Dimanche 20 juin, à 9 heures, une délégation des mutilés dépose une gerbe au cimetière devant le carré des militaires morts pour la France. Le soleil a percé les nuages et la foule commence à se presser sur les Cours. À 10 heures, Mme Sorrel présidente de l’Union des femmes de France et Madame Moisson remettent le drapeau confectionné par les « dames » du département en présence des troupes de la garnison, des sociétés locales et de la fanfare d’Yzeure. Sur l’estrade élevée à côté du kiosque à musique, sont réunis MM. Maginot, Malleterre, Moisson préfet, Albert Peyronnet, Beaumont et Régnier sénateurs, Charles Perronet, Gaston Vidal, Décloux, Lamoureux, Château et Dorat députés, Buvat maire de Moulins, Perret sous-préfet de Gannat, Tabard-Robert sous-préfet de Lapalisse, Schaeffer sous-préfet de Montluçon, Monseigneur Penon évêque, le vicaire général Deschamp, et le général Steinmeitz.
Puis, c’est le défilé par le cours d’Angleterre (Actuel cours Jean-Jaurès), la rue d’Allier, la place d’Allier jusqu’à la place Garibaldi. Les habitants des maisons du parcours ont pavoisé les fenêtres. En tête de la marche se trouvent les trompettes du 36e d’artillerie, suivies de la section à pied des élèves de l’école de gendarmerie, d’un détachement du 36e, des délégations de toutes les écoles de Moulins (garçons et filles), de la fanfare du pensionnat Saint-Gilles (actuel établissement Saint-Benoît), des anciens combattants de la guerre de 1870-71, de la société de gymnastique la « Bourbonnaise », du Football-club moulinois avec son fanion neuf brodé d’or, de la chorale de Moulins, de la fanfare d’Yzeure, des Vétérans, des veuves de guerre, d’une délégation des mutilés du Cher conduits par le poète berrichon Jean Rameau joueur de vielle, des mutilés, des sociétés d’anciens militaires avec leurs drapeaux, des jeunes gens de la société de tir appartenant à la section de préparation militaire et d’un peloton de gendarmes à cheval. Face à Saint-Gilles, la fanfare du pensionnat joue La Marseillaise et d’autres morceaux devant un nombreux public.

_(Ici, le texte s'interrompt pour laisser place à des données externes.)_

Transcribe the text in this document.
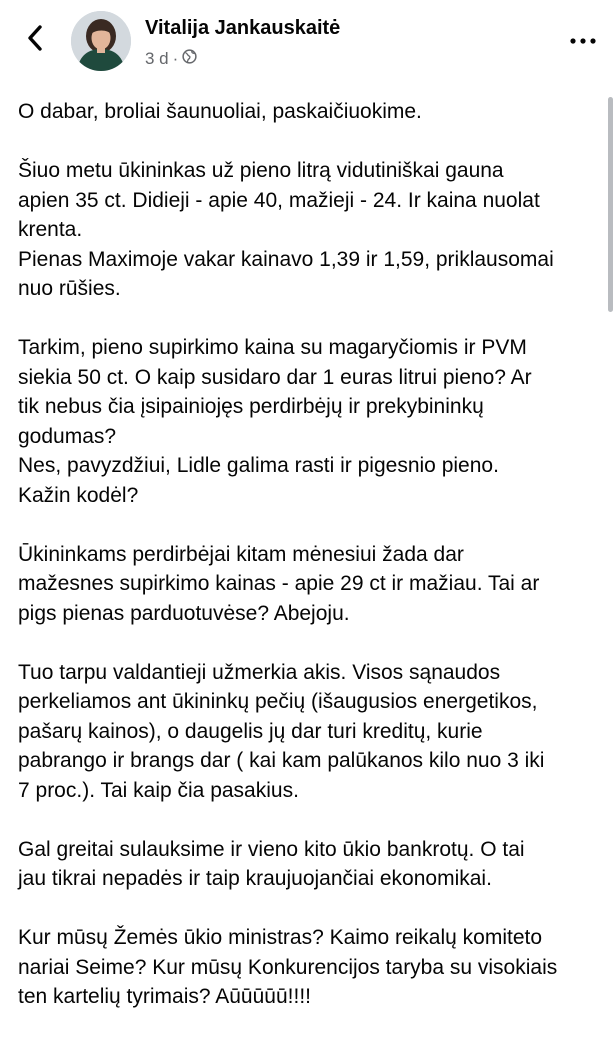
Vitalija Jankauskaitė
3 d ·

O dabar, broliai šaunuoliai, paskaičiuokime.

Šiuo metu ūkininkas už pieno litrą vidutiniškai gauna
apien 35 ct. Didieji - apie 40, mažieji - 24. Ir kaina nuolat
krenta.
Pienas Maximoje vakar kainavo 1,39 ir 1,59, priklausomai
nuo rūšies.

Tarkim, pieno supirkimo kaina su magaryčiomis ir PVM
siekia 50 ct. O kaip susidaro dar 1 euras litrui pieno? Ar
tik nebus čia įsipainiojęs perdirbėjų ir prekybininkų
godumas?
Nes, pavyzdžiui, Lidle galima rasti ir pigesnio pieno.
Kažin kodėl?

Ūkininkams perdirbėjai kitam mėnesiui žada dar
mažesnes supirkimo kainas - apie 29 ct ir mažiau. Tai ar
pigs pienas parduotuvėse? Abejoju.

Tuo tarpu valdantieji užmerkia akis. Visos sąnaudos
perkeliamos ant ūkininkų pečių (išaugusios energetikos,
pašarų kainos), o daugelis jų dar turi kreditų, kurie
pabrango ir brangs dar ( kai kam palūkanos kilo nuo 3 iki
7 proc.). Tai kaip čia pasakius.

Gal greitai sulauksime ir vieno kito ūkio bankrotų. O tai
jau tikrai nepadės ir taip kraujuojančiai ekonomikai.

Kur mūsų Žemės ūkio ministras? Kaimo reikalų komiteto
nariai Seime? Kur mūsų Konkurencijos taryba su visokiais
ten kartelių tyrimais? Aūūūūū!!!!
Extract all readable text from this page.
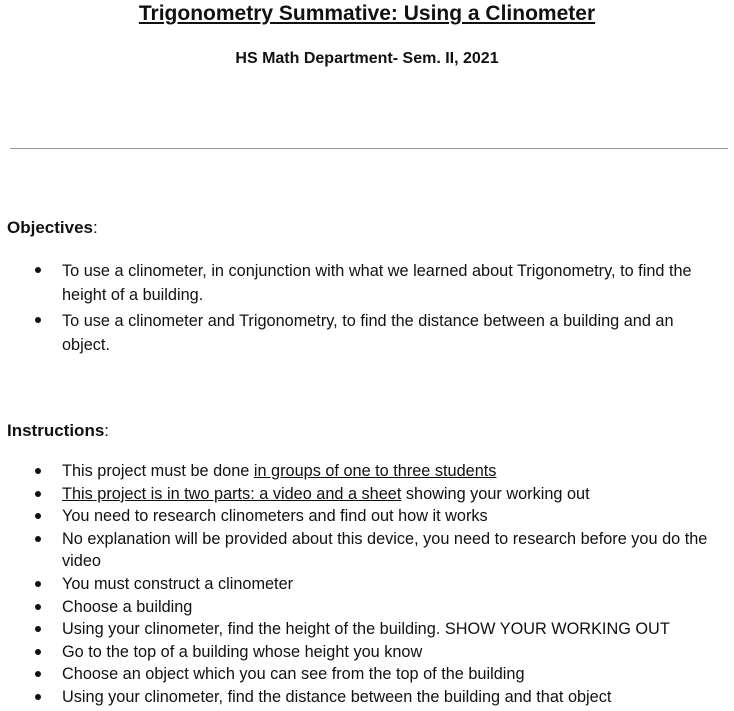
Trigonometry Summative: Using a Clinometer
HS Math Department- Sem. II, 2021
Objectives:
To use a clinometer, in conjunction with what we learned about Trigonometry, to find the height of a building.
To use a clinometer and Trigonometry, to find the distance between a building and an object.
Instructions:
This project must be done in groups of one to three students
This project is in two parts: a video and a sheet showing your working out
You need to research clinometers and find out how it works
No explanation will be provided about this device, you need to research before you do the video
You must construct a clinometer
Choose a building
Using your clinometer, find the height of the building. SHOW YOUR WORKING OUT
Go to the top of a building whose height you know
Choose an object which you can see from the top of the building
Using your clinometer, find the distance between the building and that object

À 12 heures, près de 500 convives s’attablent dans le marché couvert. Monsieur Maginot préside le banquet. On reconnaît à ses côtés le général Malleterre, M. Moisson Préfet, M. le colonel commandant d’armes, M. Buvat maire de Moulins, certains sénateurs et députés du département. Le dessert est le moment privilégié pour écouter attentivement les discours de MM Moisson préfet, Buvat maire, Robert Perrault président des mutilés, Albert Peyronnet sénateur, Marcel Régnier, sénateur, président du conseil général, Gaston Vidal député. M. Maginot s’exprime en dernier et se veut rassurant sur la question des dossiers de pensions qui sont traités aussi vite que possible, soit près de 80 000 par mois. Avec une embauche de personnel supplémentaire, il espère passer à 100 000. Il estime à deux ans et demi, voire trois ans le temps nécessaire pour venir à bout de ce travail.
Pendant que Messieurs Maginot et Malleterre sont reconduits à la gare pour prendre l’express de 15h 50 pour Paris, les gymnastes de La Bourbonnaise et la fanfare d’Yzeure se complètent pour distraire le public. Des exercices aux anneaux, barres parallèles et fixes, saut au tremplin, voltige au cheval, voltige au banc, trapèze à 18, pyramide sont exécutés par les adultes et les pupilles de l’association.
À 21 heures, le marché couvert accueille un bal et un buffet dont l’entrée est fixée à 3 francs pour les hommes et 1 franc pour les femmes. La fanfare d’Yzeure, la fanfare de Saint-Gilles dirigée par M. Brunel et les trompettes du 36e d’artillerie sont à nouveau mobilisées pour une conclusion en beauté de cette grande fête.